Von Provinznestern und Weltstädten

Zürich zum Beispiel ist eine kleine Weltstadt. Eine Weltstadt ist eine weltbekannte Stadt, wo der durchschnittliche Tourist hingeht, wenn er schon mal in der Gegend ist. Denn eine Weltstadt ist auch eine weltoffene Stadt, die sich auf ihrer Internationalität was zu gute hält und mit Kulturevents oder Standortmarketing versucht, soviel Internationales wie möglich anzuziehen. Es gibt grössere Städte als Zürich, Millionenstädte, die reine Provinzstädte sind, praktisch ohne Expats, ausländische Firmen oder überregionale kulturelle Ausstrahlung (oder was haben Sie schon von  Saporoschje, Daegu oder Santa Cruz gehört?).

Und Provinzstädte sind naturgemäss die meisten Kleinstädte dieser Erde. Die versuchen tapfer das Image loszuwerden, indem sie kleine Eiffelturmkopien in den Stadtpark stellen oder ein Denkmal für Elton Johan auf dem Marktplatz errichten und sich dabei selber als Schläulinge feiern. Und genau wegen solchen Aktionen belächelt man sie ja als Provinzler.

Jetzt gibt es aber auch einige Kleinstädte mit internationalem Bezug. Oder warum etwa gäbe es sonst  ein spanisches Wort für Schaffhausen (Escafusa) und wie kommt es, dass es im Warschauer Zentrum eine Strasse für „Raperszwyl“ gibt? Natürlich liegt das an der historischen Bedeutung des Polenmuseums. Und was dort gezeigt wird, ist wieder weltläufig genug, dass man darüber auch schon in der New York Times nachlesen konnte.

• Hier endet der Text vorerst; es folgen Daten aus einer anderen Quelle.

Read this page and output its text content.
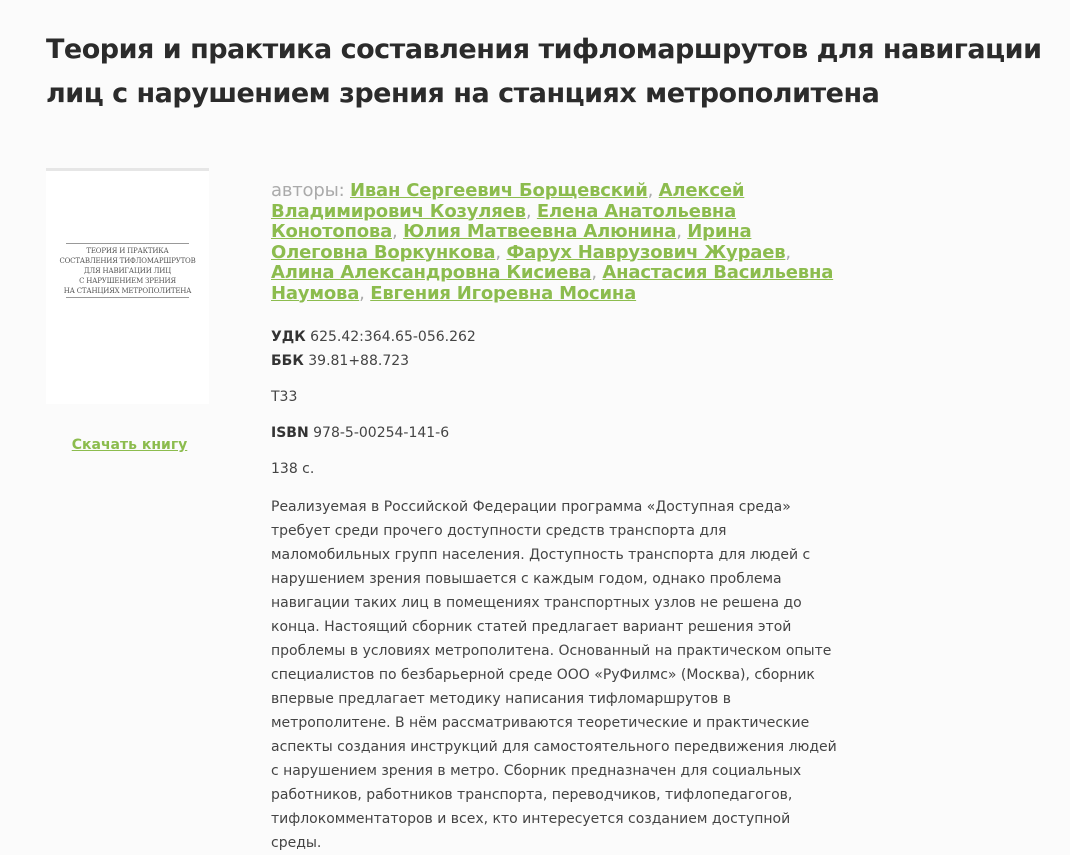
Теория и практика составления тифломаршрутов для навигации лиц с нарушением зрения на станциях метрополитена
ТЕОРИЯ И ПРАКТИКА
СОСТАВЛЕНИЯ ТИФЛОМАРШРУТОВ
ДЛЯ НАВИГАЦИИ ЛИЦ
С НАРУШЕНИЕМ ЗРЕНИЯ
НА СТАНЦИЯХ МЕТРОПОЛИТЕНА
Скачать книгу
авторы: Иван Сергеевич Борщевский, Алексей Владимирович Козуляев, Елена Анатольевна Конотопова, Юлия Матвеевна Алюнина, Ирина Олеговна Воркункова, Фарух Наврузович Жураев, Алина Александровна Кисиева, Анастасия Васильевна Наумова, Евгения Игоревна Мосина
УДК 625.42:364.65-056.262
ББК 39.81+88.723
Т33
ISBN 978-5-00254-141-6
138 с.
Реализуемая в Российской Федерации программа «Доступная среда» требует среди прочего доступности средств транспорта для маломобильных групп населения. Доступность транспорта для людей с нарушением зрения повышается с каждым годом, однако проблема навигации таких лиц в помещениях транспортных узлов не решена до конца. Настоящий сборник статей предлагает вариант решения этой проблемы в условиях метрополитена. Основанный на практическом опыте специалистов по безбарьерной среде ООО «РуФилмс» (Москва), сборник впервые предлагает методику написания тифломаршрутов в метрополитене. В нём рассматриваются теоретические и практические аспекты создания инструкций для самостоятельного передвижения людей с нарушением зрения в метро. Сборник предназначен для социальных работников, работников транспорта, переводчиков, тифлопедагогов, тифлокомментаторов и всех, кто интересуется созданием доступной среды.
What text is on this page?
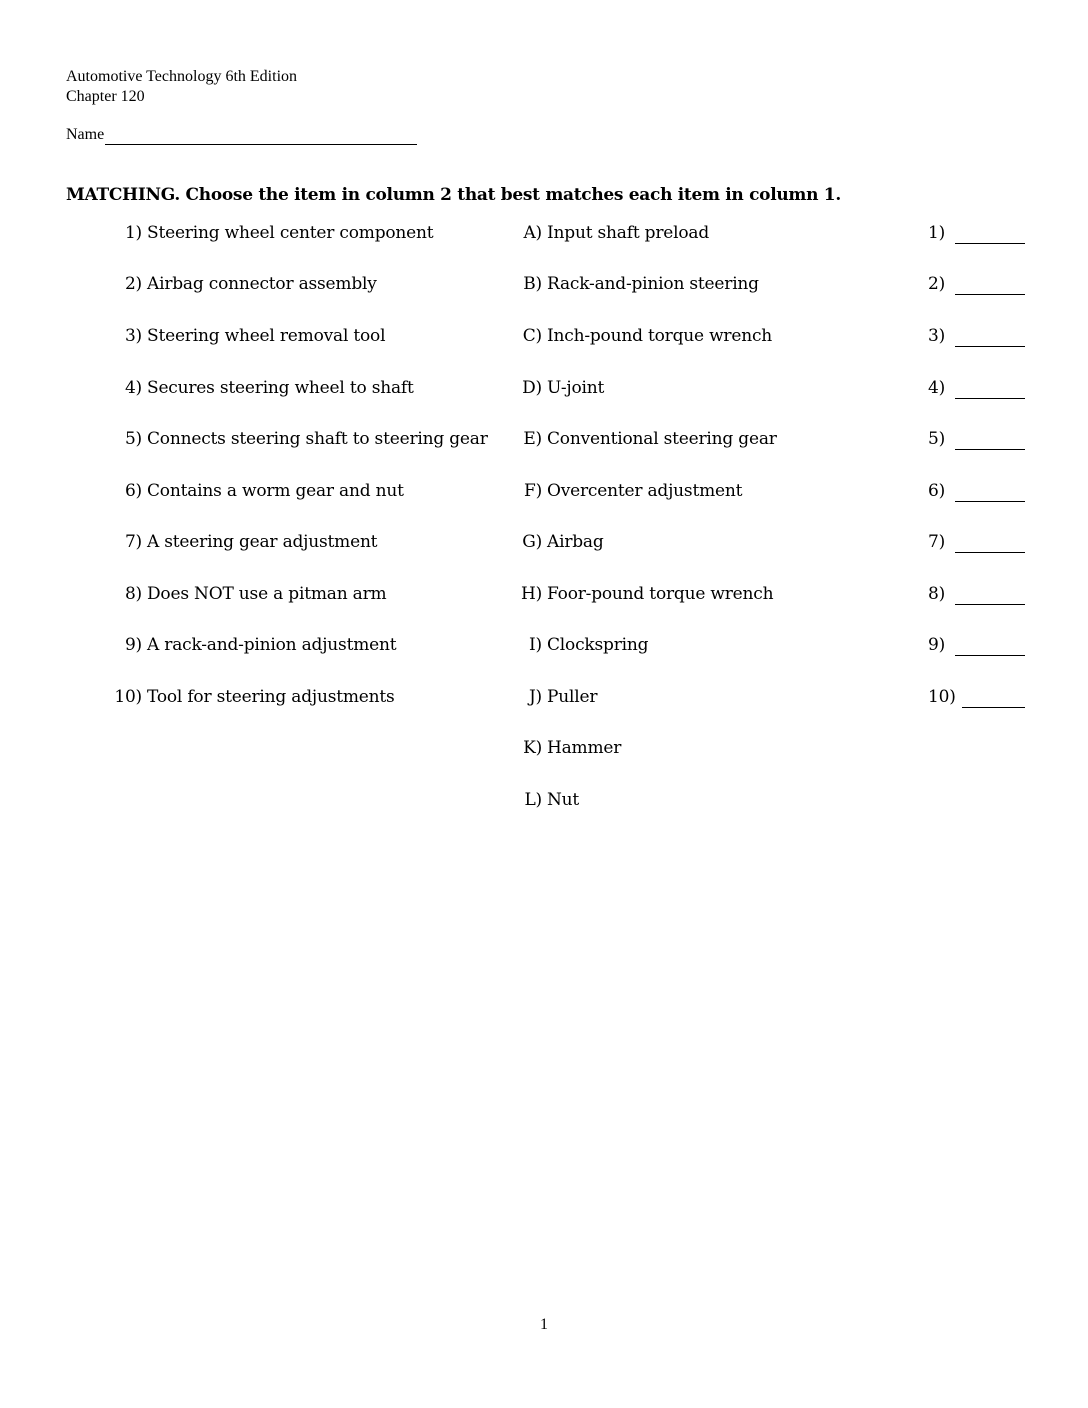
Automotive Technology 6th Edition
Chapter 120
Name
MATCHING. Choose the item in column 2 that best matches each item in column 1.
1) Steering wheel center component	A) Input shaft preload	1)
2) Airbag connector assembly	B) Rack-and-pinion steering	2)
3) Steering wheel removal tool	C) Inch-pound torque wrench	3)
4) Secures steering wheel to shaft	D) U-joint	4)
5) Connects steering shaft to steering gear E) Conventional steering gear	5)
6) Contains a worm gear and nut	F) Overcenter adjustment	6)
7) A steering gear adjustment	G) Airbag	7)
8) Does NOT use a pitman arm	H) Foor-pound torque wrench	8)
9) A rack-and-pinion adjustment	I) Clockspring	9)
10) Tool for steering adjustments	J) Puller	10)
K) Hammer
L) Nut
1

Und wie kommt es, dass das Polenmuseum in Rapperswil und nicht etwa in Zürich steht? Ganz einfach: Als in Zürich vor bald 150 Jahren das Projekt einer Freiheitssäule für die unterdrückten Polen diskutiert wurde, machten die Unterdrücker gewaltig Druck. Die Zürcher Kantonsregierung zog den Schwanz vor der russischen Diplomatie ein und Gottfried Keller vermittelte Rapperswil als Standort für das provokative Denkmal. Und kurz darauf konnte zusätzlich das vernachlässigte Schloss vor dem Abriss gerettet werden und  zum polnischen Nationalmuseum im Exil gemacht werden. Daher die Bedeutung von Raperszwyl für Polen!

Echte Provinzler ficht solches natürlich nicht an. Echte Provinzler ärgern sich über Dinge, die über ihren Tellerrand reichen. Polen raus und irgendein Vampir-Grusel-Ritter-Disneyland rein! Dann ist es hier wie überall: Rum-Ta-Ta für Dummies und Pinke-Pinke für irgendeinen Lokalmatador. Provinzlerherz, was willst du mehr?

Merke: Es ist nie zu spät, einen Fehler, den man nicht gemacht hat, doch noch zu machen.  Darum: Kultur raus, Kommerz rein und tapfer vorwärts in die Bedeutungslosigkeit!